A simple fact too many folks don’t seem to understand.
The other day, I was at a social gathering with a bunch of friends and neighbors. Conversation turned to a good friend of mine with a very large, underutilized garage. I mentioned that during the winter, he rents out storage space for the season to people with boats, RVs, and other vehicles not likely to be used in the winter. This brings in some extra cash for his winter travels to the south.
“What a great idea!” one of my neighbors said. She turned to another member of the group. “See? There are all kinds of ways people can make money. I don’t see why we should be paying for them.”
I could tell that she’d used my story to continue a conversation she’d had earlier with other people in the group. But she was missing an important point.
“It’s all about assets,” I said. I told the group about how I’m currently being paid to have my helicopter parked in a snug hangar in California in case it’s needed. Yes, I’m bringing in cash without seeming to do anything. But the asset that’s making that possible has cost me more than a half million dollars in the past 13 years to buy, maintain, overhaul, and insure.
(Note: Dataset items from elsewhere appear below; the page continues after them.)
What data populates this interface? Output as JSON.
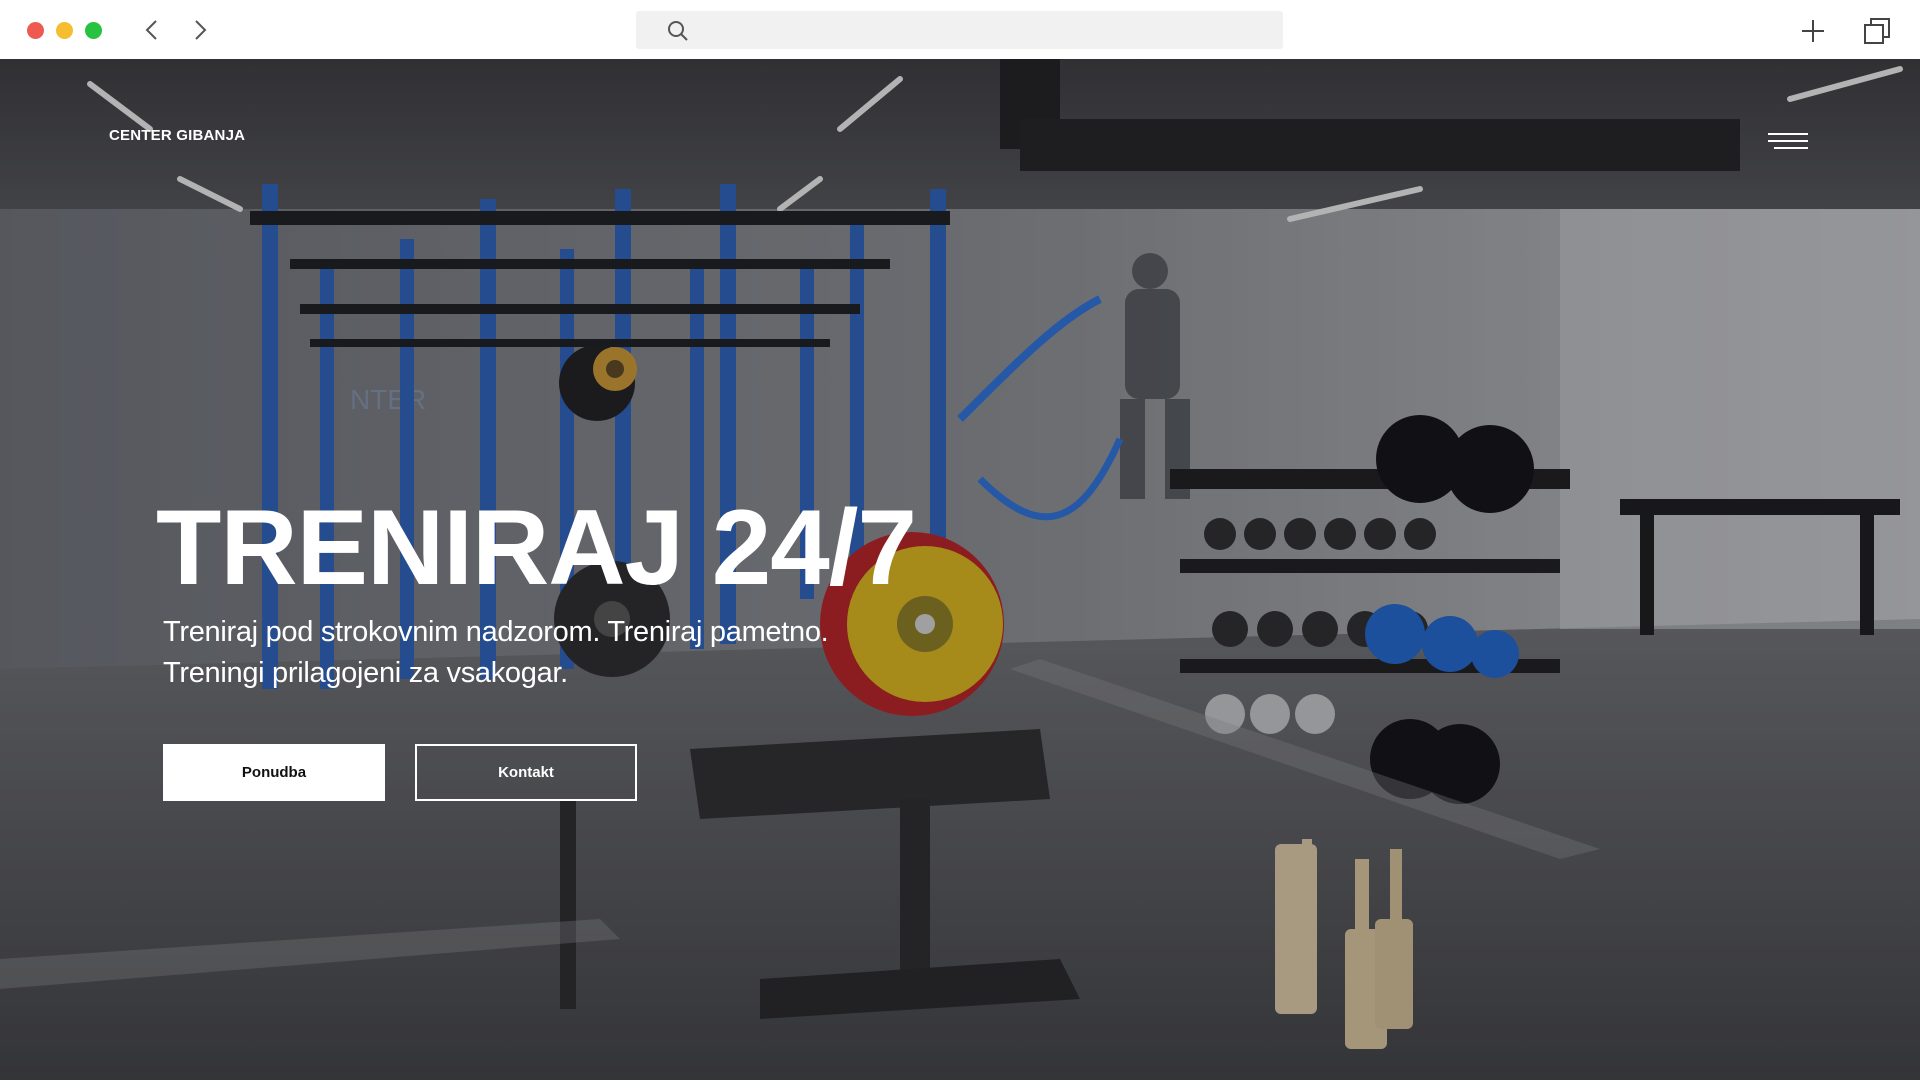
{
  "browser": {
    "address_value": "",
    "icons": {
      "back": "chevron-left-icon",
      "forward": "chevron-right-icon",
      "search": "search-icon",
      "new_tab": "plus-icon",
      "tabs": "tabs-icon"
    },
    "traffic_colors": [
      "#ee5a52",
      "#f5bd2f",
      "#27c23f"
    ]
  },
  "site": {
    "brand": "CENTER GIBANJA",
    "menu_icon": "hamburger-menu-icon"
  },
  "hero": {
    "headline": "TRENIRAJ 24/7",
    "sub_line_1": "Treniraj pod strokovnim nadzorom. Treniraj pametno.",
    "sub_line_2": "Treningi prilagojeni za vsakogar.",
    "primary_button": "Ponudba",
    "secondary_button": "Kontakt",
    "background_image": "gym-interior-photo"
  }
}
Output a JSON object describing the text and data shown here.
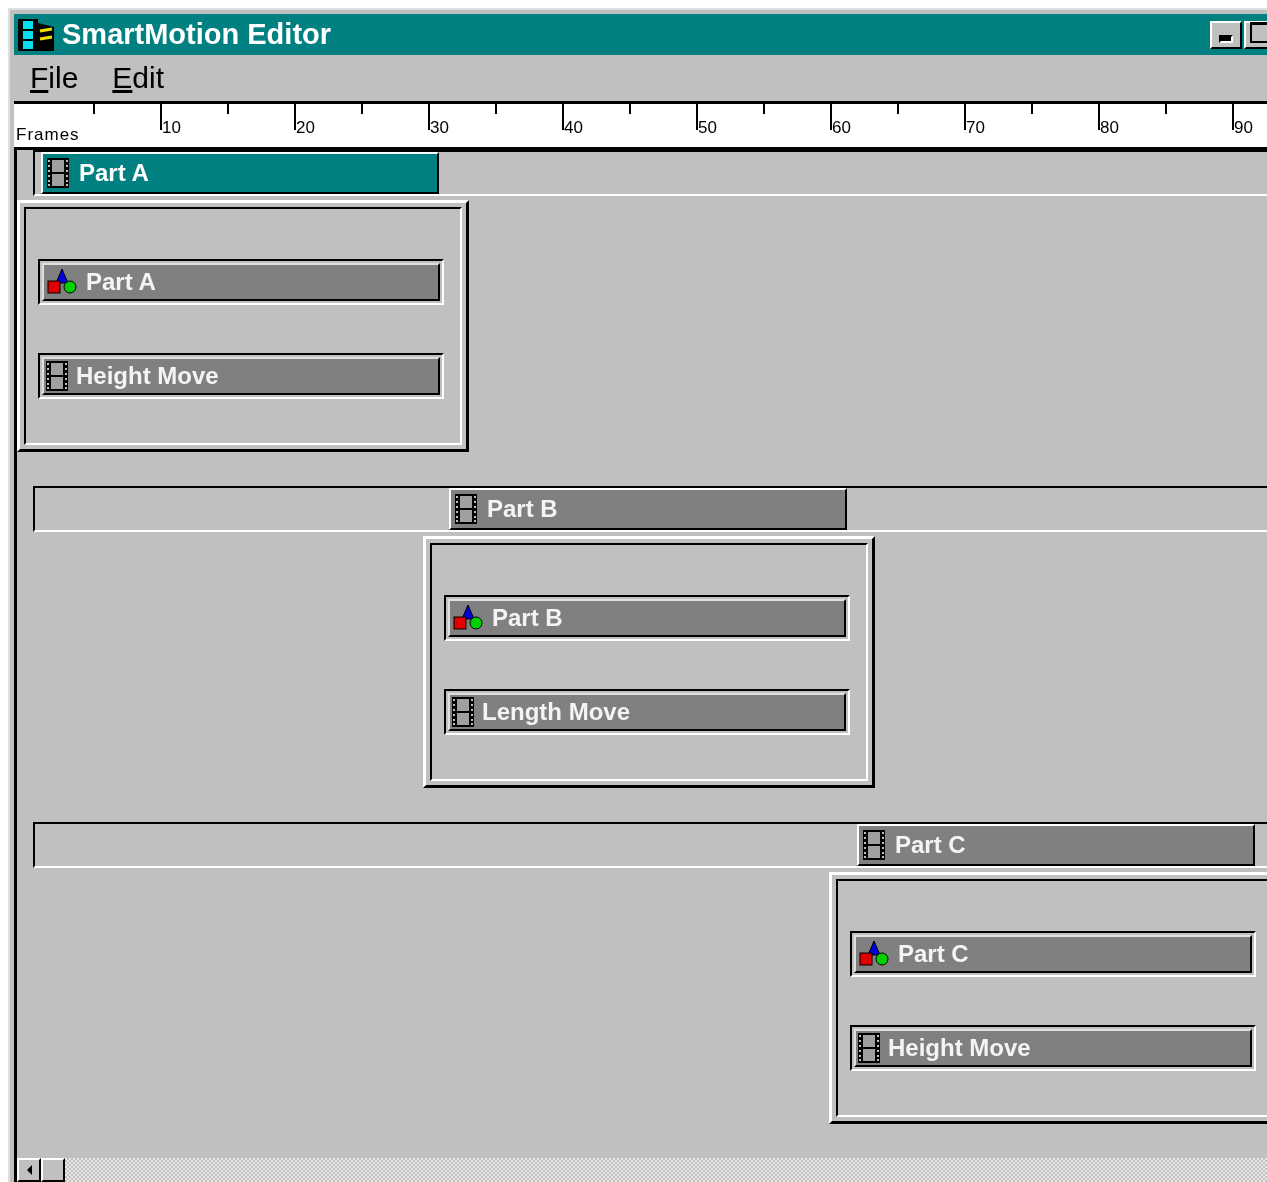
{
  "window": {
    "title": "SmartMotion Editor"
  },
  "menu": [
    {
      "label": "File"
    },
    {
      "label": "Edit"
    }
  ],
  "ruler": {
    "label": "Frames",
    "ticks": [
      "10",
      "20",
      "30",
      "40",
      "50",
      "60",
      "70",
      "80",
      "90"
    ]
  },
  "groups": [
    {
      "clip": {
        "label": "Part A",
        "selected": true
      },
      "items": [
        {
          "kind": "object",
          "label": "Part A"
        },
        {
          "kind": "motion",
          "label": "Height Move"
        }
      ]
    },
    {
      "clip": {
        "label": "Part B",
        "selected": false
      },
      "items": [
        {
          "kind": "object",
          "label": "Part B"
        },
        {
          "kind": "motion",
          "label": "Length Move"
        }
      ]
    },
    {
      "clip": {
        "label": "Part C",
        "selected": false
      },
      "items": [
        {
          "kind": "object",
          "label": "Part C"
        },
        {
          "kind": "motion",
          "label": "Height Move"
        }
      ]
    }
  ]
}
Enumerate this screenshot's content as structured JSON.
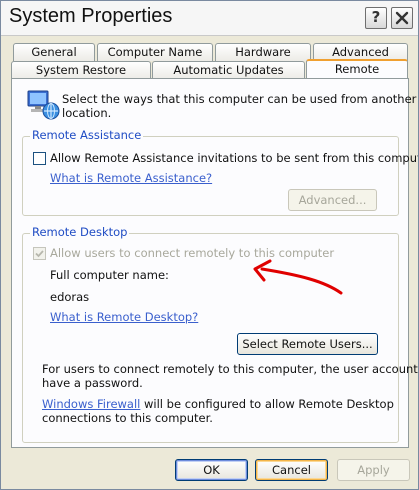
{
  "window": {
    "title": "System Properties",
    "help_label": "?",
    "close_label": "X"
  },
  "tabs_row_back": [
    "General",
    "Computer Name",
    "Hardware",
    "Advanced"
  ],
  "tabs_row_front": [
    "System Restore",
    "Automatic Updates",
    "Remote"
  ],
  "active_tab": "Remote",
  "intro": {
    "text_line1": "Select the ways that this computer can be used from another",
    "text_line2": "location."
  },
  "remote_assistance": {
    "legend": "Remote Assistance",
    "checkbox_label": "Allow Remote Assistance invitations to be sent from this computer",
    "checked": false,
    "help_link": "What is Remote Assistance?",
    "advanced_button": "Advanced...",
    "advanced_enabled": false
  },
  "remote_desktop": {
    "legend": "Remote Desktop",
    "checkbox_label": "Allow users to connect remotely to this computer",
    "checked": true,
    "checkbox_enabled": false,
    "computer_name_label": "Full computer name:",
    "computer_name_value": "edoras",
    "help_link": "What is Remote Desktop?",
    "select_users_button": "Select Remote Users...",
    "note_line1": "For users to connect remotely to this computer, the user account must",
    "note_line2": "have a password.",
    "firewall_link": "Windows Firewall",
    "firewall_text_line1": " will be configured to allow Remote Desktop",
    "firewall_text_line2": "connections to this computer."
  },
  "annotation": {
    "color": "#e00000"
  },
  "footer": {
    "ok": "OK",
    "cancel": "Cancel",
    "apply": "Apply",
    "apply_enabled": false
  }
}
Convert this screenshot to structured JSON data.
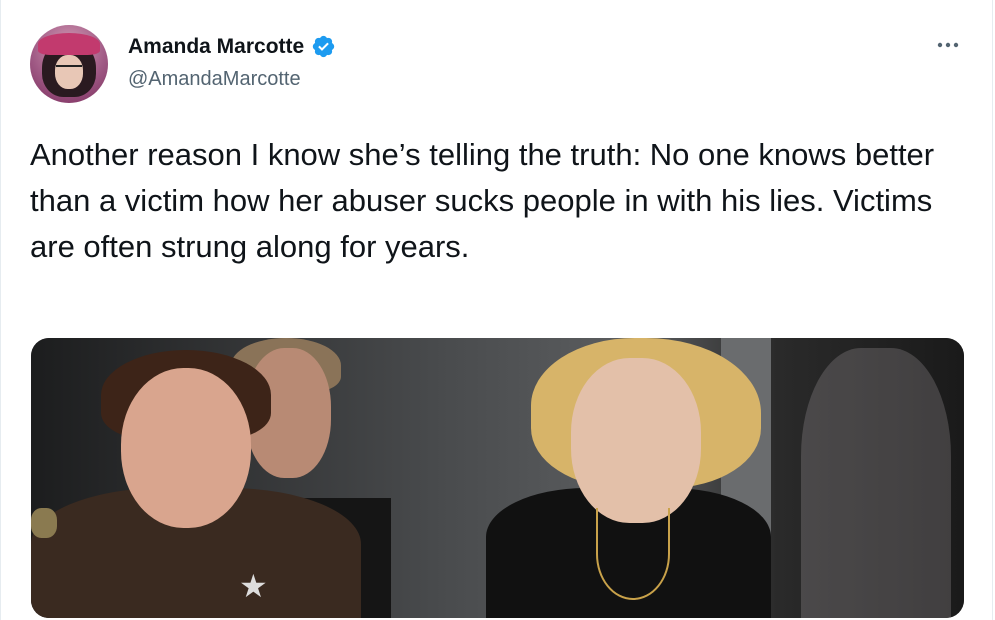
{
  "tweet": {
    "author_name": "Amanda Marcotte",
    "author_handle": "@AmandaMarcotte",
    "verified": true,
    "more_icon": "more-horizontal-icon",
    "text": "Another reason I know she’s telling the truth: No one knows better than a victim how her abuser sucks people in with his lies. Victims are often strung along for years."
  },
  "colors": {
    "text": "#0f1419",
    "secondary": "#536471",
    "verified_blue": "#1d9bf0"
  }
}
It’s not as if I’m getting money for nothing.
The same goes for my friend. If he didn’t have that big garage, could he rent out space to boat owners? No. What did it cost him to build that garage? Maintain it? Insure it? All that costs money.
The sharing economy has given us all kinds of ways to bring in a little cash on the side. It’s no secret that before I sold my big fifth wheel, I parked on my driveway and rented it out on AirBnB for $89/night with a two-night minimum. I had people in it nearly every weekend that summer. But could I have done that if I didn’t have the fifth wheel? Or acreage with an amazing view and a full RV hookup? What did it cost me to buy the fifth wheel and land? And set up the power, sewer, and water hookups? All that costs money.
And then there’s Uber and Lyft, two ride-sharing companies. Yes, you can drive people around and get paid for it. But to do that, you need a car that meets certain requirements for age and style and that car has to be insured. All that costs money.
The conversation didn’t go this far. It moved on to other things before I could make this point. It didn’t matter. I like my neighbors, even though I think some of them are politically misguided, and didn’t want to ruin the evening with a possibly heated debate. We’re among the fortunate Americans. Neither rich nor poor, we are homeowners on the downhill slope of life, able to take care of all of our needs with a little left over for extras. Life’s not easy, but it certainly isn’t hard.
Yet some of us understand what it’s like for the people who struggle to get by. We empathize, possibly because we’ve been in their shoes in the past. We don’t expect them to produce money out of thin air with creative use of assets they couldn’t possibly afford when they’re having enough trouble putting a roof over their head and food on the table. We don’t mind paying a little extra in our taxes to help them with social services programs or, even more importantly, to fully fund our school systems to help their kids get a path out of poverty through education.
But it’s the mindset of my friend — the complete lack of understanding of how difficult it can be for certain people to earn a decent living — that bothers me. It’s an almost “let them eat cake” moment. And sadly, it’s shared by far too many Americans these days.